To evaluate the binding properties of the different linker variants, bioluminescence spectra were obtained in the presence of increasing concentrations of sheared salmon sperm dsDNA. Using 1 nM of sensor protein and a 30 min incubation time before the addition of substrate, similar binding affinities were observed for the double-lysine linker (KD,app = 27.0 ± 2.0 μM) and triple-lysine linker (KD,app = 21.0 ± 1.9 μM), whereas the single-lysine linker displayed the weakest binding (KD,app = 142 ± 29 μM, Figures 3B and S14). Furthermore, the double-lysine variant resulted in a 3.5-fold maximal increase in the green/blue ratio (Figure 3C), which was slightly higher than the 3.0-fold and 2.9-fold observed for the single- and triple-lysine variants. Control experiments with a double-glycine linker showed that replacing lysines with glycine residues results in a 10-fold decrease in affinity (KD,app = 279 ± 46 μM, Figures 3B and S14), indicating that the positive charges contribute to enhanced dsDNA binding. Based on this screening, the double-lysine linker proved to be the most optimal for effective intercalating of both dyes, yielding a sensor with an over 100-fold increase in affinity and a 2-fold increase in dynamic range compared to the C-terminal single-dye variant.
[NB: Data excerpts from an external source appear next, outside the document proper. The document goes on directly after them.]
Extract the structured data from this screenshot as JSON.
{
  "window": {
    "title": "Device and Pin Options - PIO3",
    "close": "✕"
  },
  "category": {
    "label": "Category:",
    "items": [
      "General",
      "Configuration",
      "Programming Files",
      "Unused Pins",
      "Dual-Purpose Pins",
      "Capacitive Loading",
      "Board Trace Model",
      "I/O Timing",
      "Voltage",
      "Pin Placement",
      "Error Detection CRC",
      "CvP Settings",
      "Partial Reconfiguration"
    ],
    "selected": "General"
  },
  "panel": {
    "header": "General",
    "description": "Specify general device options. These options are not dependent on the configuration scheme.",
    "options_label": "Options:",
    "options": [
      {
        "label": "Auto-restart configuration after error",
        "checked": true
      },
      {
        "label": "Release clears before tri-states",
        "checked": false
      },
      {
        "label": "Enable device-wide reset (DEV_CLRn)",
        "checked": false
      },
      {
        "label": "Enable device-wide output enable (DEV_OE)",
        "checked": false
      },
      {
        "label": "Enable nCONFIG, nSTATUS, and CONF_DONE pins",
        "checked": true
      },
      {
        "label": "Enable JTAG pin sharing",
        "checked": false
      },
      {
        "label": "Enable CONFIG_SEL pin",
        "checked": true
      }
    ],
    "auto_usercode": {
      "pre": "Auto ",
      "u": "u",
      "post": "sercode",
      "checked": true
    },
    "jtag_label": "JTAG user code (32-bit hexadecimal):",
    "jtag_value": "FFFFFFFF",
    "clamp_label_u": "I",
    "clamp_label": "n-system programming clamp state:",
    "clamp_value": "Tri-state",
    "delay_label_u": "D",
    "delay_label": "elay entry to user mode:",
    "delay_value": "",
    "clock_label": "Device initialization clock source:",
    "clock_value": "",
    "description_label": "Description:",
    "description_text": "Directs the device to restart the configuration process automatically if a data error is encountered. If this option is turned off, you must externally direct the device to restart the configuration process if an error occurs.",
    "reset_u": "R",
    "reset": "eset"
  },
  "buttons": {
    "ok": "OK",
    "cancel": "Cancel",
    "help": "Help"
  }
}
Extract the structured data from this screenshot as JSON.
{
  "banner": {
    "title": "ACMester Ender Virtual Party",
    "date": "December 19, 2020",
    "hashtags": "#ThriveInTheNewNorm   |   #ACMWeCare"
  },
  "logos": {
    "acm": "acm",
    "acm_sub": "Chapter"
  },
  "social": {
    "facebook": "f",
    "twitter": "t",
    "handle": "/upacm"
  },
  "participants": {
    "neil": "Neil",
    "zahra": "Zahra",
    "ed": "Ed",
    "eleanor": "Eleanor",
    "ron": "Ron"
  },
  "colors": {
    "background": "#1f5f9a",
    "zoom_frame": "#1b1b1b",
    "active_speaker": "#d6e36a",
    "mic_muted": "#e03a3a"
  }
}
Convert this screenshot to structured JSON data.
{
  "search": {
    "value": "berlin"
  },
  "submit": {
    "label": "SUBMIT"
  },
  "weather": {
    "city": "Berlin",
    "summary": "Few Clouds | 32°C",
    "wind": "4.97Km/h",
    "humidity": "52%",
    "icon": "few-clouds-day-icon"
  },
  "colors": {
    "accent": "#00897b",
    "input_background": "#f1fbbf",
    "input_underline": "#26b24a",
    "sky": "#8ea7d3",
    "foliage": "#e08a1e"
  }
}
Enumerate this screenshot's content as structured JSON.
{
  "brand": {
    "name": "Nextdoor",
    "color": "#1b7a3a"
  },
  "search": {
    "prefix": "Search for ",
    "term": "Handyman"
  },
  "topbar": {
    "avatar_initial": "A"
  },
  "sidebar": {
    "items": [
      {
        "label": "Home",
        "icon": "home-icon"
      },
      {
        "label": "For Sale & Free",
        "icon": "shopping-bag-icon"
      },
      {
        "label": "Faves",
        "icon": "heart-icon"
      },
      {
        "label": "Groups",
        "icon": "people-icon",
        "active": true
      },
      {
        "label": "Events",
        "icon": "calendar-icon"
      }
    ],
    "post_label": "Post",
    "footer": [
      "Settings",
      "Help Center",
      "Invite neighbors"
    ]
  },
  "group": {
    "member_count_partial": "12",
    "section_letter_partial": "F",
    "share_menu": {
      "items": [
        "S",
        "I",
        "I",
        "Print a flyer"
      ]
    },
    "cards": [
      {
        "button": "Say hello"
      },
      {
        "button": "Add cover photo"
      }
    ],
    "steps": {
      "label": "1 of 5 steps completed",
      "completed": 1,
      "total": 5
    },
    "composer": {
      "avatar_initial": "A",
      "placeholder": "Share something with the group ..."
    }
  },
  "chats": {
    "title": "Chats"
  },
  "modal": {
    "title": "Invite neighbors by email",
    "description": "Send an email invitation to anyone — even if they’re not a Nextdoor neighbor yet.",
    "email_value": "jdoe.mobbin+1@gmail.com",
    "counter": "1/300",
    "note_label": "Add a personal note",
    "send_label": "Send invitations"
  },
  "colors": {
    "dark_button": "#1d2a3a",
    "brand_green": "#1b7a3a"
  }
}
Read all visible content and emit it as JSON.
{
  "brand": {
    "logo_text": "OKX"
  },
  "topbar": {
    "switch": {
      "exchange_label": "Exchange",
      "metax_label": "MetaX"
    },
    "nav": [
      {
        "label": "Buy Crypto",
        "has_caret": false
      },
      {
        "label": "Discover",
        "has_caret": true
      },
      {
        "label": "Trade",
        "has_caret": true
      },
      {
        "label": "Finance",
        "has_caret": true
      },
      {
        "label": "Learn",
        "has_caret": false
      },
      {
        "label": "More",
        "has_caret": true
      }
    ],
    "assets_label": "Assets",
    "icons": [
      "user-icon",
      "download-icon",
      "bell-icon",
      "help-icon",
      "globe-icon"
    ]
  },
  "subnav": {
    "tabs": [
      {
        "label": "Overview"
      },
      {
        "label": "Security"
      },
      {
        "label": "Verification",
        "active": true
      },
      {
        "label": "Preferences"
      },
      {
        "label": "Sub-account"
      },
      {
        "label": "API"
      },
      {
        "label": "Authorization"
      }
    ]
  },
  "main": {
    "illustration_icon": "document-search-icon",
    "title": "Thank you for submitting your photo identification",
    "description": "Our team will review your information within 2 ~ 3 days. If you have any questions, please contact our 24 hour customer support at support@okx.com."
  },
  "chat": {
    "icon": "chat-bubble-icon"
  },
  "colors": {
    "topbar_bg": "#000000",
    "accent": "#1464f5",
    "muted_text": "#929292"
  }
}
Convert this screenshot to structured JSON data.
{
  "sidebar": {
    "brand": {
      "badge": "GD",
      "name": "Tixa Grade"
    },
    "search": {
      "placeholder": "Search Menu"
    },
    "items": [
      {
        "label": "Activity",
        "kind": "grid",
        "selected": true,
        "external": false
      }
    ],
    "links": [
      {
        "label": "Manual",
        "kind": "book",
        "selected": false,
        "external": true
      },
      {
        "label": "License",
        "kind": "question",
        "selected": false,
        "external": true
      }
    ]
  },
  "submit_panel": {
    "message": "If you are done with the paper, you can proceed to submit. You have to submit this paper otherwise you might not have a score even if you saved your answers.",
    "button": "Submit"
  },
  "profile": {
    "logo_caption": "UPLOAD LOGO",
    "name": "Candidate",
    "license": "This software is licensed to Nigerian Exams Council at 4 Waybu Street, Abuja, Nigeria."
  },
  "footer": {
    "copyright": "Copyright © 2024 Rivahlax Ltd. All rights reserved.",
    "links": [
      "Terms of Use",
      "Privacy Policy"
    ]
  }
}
To further explore the use of multivalent dye interactions to increase the sensor’s affinity and dynamic range, we introduced a second dye in the flexible loop region (LUMID-2F) and a third dye at the C-terminus (LUMID-3C), both separated by the optimal double-lysine linker (Figure 3D,E, left). Molecular cloning, protein expression, and purification were performed using the same conditions as previously described for the other multiple-dye LUMID sensors (yield ∼20–100 mg/L, Figure S6). Although obtaining high-quality MS data was hampered by poor ionization and/or the presence of protein-bound salts, Q-ToF LC-MS analysis showed main peaks consistent with double and triple TO conjugations of LUMID-2F and LUMID-3C, respectively (Figure S11). Bioluminescence titrations of LUMID-2F and −3C with dsDNA were performed using the same reaction conditions as described for the previous variants. A maximal 8-fold increase in green/blue ratio was observed for the variant with two dyes in the flexible loop (Figure 3D, middle) with an affinity comparable to that of the C-terminal variant (KD,app= 43.0 ± 2.9 μM, Figure S14). In line with the results obtained for the single-dye LUMID sensors, this illustrates that BRET efficiency is strongly distance-dependent and that positioning of the intercalating dyes in the flexible loop increases the energy transfer. The addition of a third dye to the C-terminus (LUMID-3C) showed a further, 10-fold improvement in affinity (KD,app= 2.1 ± 0.2 μM, Figure S14) when compared with the variant with 2 dyes at the C-terminus (Figure 3F). Interestingly, a decrease in the slope of the binding curve and a smaller dynamic range (2.9-fold) was observed, which could be due to the presence of small amounts of single- and double-conjugated species that result in a mixture of different affinity binders and inefficient simultaneous intercalation of all three dyes. Overall, these results illustrate that multiple-dye tandems can be incorporated in a flexible loop region to increase BRET efficiency and that a triple-dye tandem functions to enhance the affinity of the probe.

Combining LUMID with LAMP

DNA targets are typically thousands of base pairs long, suggesting that the sensors developed here are capable of nonspecifically detecting such fragments in the picomolar range. Since most diagnostic applications, such as viral nucleic acid detection, require sequence-specific detection and a further increase in sensitivity to attomolar concentrations,28,29 we next explored combining our bioluminescent probes with different isothermal amplification steps (see Supporting Note). Of the methods explored, LAMP (Figure S4) was found most suitable due to the high dsDNA yield with minimal nonspecific amplification, which is essential to avoid large background signals when using a nonspecific readout. Motivated by the need for fast and simple diagnostics during the recent COVID-19 pandemic,3033 LAMP reactions were designed to target the complementary DNA (cDNA) sequence of the nucleocapsid (N)-gene of the SARS-CoV-2 virus, exploring the feasibility of the LUMID probes for a sensitive and specific test for viral detection that can be used at the point of need.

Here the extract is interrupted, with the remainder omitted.